8. Il secondo motivo rimane assorbito.

9. Il terzo motivo è infondato. Invero la contribuente, invocando la violazione dell'art. 27, comma 19, del d.l. 185/2008, convertito dalla legge 28 gennaio 2009 n. 2 si è doluta, con l'appello, della illegittimità del titolo esecutivo in ragione del fatto che il ruolo utilizzato, in luogo di quello straordinario, era il ruolo ordinario. Tale domanda si appalesa diversa da quella formulata in relazione alla decadenza in cui sarebbe incorso l'ufficio e, dunque, legittimamente la CTR ne ha dichiarato l'inammissibilità.
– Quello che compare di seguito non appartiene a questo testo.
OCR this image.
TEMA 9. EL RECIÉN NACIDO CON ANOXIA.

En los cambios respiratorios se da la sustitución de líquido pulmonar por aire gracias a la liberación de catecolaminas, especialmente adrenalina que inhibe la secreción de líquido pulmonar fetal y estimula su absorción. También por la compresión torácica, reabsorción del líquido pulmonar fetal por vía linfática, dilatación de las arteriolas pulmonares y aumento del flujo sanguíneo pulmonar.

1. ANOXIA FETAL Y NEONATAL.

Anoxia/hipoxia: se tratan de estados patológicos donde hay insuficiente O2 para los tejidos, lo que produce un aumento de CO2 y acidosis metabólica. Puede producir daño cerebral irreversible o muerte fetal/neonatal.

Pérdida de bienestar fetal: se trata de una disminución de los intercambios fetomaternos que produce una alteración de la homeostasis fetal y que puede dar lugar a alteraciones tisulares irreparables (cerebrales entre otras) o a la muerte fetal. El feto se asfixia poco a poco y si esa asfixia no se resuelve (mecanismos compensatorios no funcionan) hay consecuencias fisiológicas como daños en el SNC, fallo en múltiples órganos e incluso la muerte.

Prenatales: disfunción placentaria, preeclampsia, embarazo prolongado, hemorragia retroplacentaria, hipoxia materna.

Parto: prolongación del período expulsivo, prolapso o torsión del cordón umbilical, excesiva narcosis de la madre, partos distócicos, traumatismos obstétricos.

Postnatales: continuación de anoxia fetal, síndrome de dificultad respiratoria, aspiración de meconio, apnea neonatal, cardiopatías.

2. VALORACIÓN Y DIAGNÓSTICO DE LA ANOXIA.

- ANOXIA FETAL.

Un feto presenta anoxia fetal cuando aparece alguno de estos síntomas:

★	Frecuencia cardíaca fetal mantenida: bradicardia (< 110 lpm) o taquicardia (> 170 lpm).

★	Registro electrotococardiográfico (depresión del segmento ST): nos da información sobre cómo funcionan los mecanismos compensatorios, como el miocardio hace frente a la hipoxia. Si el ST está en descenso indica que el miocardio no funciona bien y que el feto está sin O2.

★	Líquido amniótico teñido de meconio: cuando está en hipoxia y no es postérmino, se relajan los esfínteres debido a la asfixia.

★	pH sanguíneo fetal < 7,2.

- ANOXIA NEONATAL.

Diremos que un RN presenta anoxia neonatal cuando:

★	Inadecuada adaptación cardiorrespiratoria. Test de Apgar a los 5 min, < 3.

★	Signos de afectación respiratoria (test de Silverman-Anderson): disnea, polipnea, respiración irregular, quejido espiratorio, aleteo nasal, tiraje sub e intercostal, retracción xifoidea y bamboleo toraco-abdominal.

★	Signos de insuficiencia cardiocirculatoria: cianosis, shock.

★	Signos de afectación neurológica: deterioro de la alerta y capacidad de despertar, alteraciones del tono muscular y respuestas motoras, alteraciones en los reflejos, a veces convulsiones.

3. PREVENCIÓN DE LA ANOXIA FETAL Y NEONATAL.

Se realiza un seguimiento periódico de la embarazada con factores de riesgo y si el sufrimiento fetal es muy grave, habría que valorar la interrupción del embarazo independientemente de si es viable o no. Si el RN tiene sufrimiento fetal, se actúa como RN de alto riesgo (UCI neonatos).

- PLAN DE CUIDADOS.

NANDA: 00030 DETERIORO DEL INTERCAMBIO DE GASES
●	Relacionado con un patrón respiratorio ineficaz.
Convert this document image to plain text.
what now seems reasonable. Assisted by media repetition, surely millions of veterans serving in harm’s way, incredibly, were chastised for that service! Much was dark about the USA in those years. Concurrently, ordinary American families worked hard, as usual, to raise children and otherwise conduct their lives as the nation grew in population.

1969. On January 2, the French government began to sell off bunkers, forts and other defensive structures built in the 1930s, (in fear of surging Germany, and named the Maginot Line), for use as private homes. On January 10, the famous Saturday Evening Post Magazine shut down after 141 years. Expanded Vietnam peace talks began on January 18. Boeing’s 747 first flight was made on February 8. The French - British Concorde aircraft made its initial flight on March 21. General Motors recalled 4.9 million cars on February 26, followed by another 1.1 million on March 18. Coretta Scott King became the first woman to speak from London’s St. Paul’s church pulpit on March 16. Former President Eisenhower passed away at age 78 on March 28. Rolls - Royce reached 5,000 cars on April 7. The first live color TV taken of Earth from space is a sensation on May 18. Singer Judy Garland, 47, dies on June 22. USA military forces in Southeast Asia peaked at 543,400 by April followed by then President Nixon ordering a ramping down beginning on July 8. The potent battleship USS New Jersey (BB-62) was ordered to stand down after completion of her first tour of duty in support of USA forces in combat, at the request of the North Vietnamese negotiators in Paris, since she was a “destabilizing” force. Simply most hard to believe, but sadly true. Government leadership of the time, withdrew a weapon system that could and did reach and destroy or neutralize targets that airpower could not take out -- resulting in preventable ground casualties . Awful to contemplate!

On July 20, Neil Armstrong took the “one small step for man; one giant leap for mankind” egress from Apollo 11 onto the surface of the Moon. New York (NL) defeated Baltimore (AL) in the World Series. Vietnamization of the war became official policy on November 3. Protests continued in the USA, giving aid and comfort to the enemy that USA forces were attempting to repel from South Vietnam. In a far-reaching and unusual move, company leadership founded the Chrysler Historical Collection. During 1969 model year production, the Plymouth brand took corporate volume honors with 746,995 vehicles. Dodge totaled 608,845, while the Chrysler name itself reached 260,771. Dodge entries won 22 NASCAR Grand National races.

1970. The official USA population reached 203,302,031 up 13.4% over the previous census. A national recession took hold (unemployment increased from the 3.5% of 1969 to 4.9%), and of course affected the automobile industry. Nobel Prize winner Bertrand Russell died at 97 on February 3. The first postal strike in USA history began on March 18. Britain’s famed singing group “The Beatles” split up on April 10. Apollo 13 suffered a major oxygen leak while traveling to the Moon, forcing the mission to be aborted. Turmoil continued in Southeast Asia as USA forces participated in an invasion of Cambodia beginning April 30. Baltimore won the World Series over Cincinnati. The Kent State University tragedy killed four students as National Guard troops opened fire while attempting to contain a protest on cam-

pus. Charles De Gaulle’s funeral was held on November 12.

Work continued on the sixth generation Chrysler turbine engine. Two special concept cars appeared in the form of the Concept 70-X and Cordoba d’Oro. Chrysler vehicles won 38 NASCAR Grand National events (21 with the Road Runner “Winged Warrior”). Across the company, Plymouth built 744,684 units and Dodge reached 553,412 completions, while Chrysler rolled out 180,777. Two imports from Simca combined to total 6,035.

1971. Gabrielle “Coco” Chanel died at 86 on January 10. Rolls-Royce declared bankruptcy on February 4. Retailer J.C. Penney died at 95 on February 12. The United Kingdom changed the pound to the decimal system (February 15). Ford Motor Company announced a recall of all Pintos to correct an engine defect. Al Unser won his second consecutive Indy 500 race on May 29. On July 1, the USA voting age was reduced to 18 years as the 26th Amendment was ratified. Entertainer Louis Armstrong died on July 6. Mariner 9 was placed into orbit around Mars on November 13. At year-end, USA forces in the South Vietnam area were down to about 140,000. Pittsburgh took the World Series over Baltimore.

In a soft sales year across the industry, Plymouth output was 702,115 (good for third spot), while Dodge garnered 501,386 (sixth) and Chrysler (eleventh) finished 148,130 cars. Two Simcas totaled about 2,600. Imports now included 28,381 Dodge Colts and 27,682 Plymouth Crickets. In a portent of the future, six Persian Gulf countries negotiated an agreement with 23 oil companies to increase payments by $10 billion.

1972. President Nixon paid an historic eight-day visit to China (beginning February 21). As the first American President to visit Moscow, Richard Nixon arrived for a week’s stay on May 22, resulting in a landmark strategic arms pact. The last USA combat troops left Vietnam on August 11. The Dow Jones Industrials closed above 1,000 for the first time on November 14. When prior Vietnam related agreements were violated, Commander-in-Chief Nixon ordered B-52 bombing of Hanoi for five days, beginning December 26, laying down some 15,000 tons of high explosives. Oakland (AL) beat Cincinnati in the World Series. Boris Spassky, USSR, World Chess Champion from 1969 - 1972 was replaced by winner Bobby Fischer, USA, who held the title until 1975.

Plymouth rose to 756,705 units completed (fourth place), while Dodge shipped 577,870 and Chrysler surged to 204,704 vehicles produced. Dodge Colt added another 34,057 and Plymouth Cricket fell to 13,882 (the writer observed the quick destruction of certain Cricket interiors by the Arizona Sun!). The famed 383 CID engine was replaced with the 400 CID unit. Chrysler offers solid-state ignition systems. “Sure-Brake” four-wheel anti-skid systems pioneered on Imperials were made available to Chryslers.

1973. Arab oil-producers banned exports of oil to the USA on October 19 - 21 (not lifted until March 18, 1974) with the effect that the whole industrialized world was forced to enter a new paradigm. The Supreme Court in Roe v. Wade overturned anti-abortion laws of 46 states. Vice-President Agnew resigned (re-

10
10. Il ricorso va, dunque, rigettato e le spese processuali, liquidate come da dispositivo, seguono la soccombenza. Poiché il ricorso è stato proposto successivamente al 30 gennaio 2013 ed è respinto, sussistono le condizioni per dare atto - ai sensi della L. 24 dicembre 2012, n. 228, art. 1, comma 17, (Disposizioni per la formazione del bilancio annuale e pluriennale dello Stato - Legge di stabilità 2013), che ha aggiunto l'art. 13, comma 1 quater al testo unico di cui al D.P.R. 30 maggio 2002, n. 115 - della sussistenza dell'obbligo di versamento, da parte del ricorrente, dell'ulteriore importo a titolo di contributo unificato pari a quello dovuto per la stessa impugnazione integralmente rigettata.

 

P.Q.M.

 

Rigetta il ricorso e condanna la ricorrente a rifondere all'Agenzia delle Entrate le spese processuali, che liquida in euro 6.000, oltre alle spese prenotate a debito. Ai sensi dell'art. 13, comma 1 quater, del d.p.r. n. 115 del 2002, dà atto della sussistenza dei presupposti per il versamento, da parte del ricorrente principale, dell'ulteriore importo a titolo di contributo unificato pari a quello dovuto per il ricorso principale, a norma del comma 1 bis dello stesso art. 13.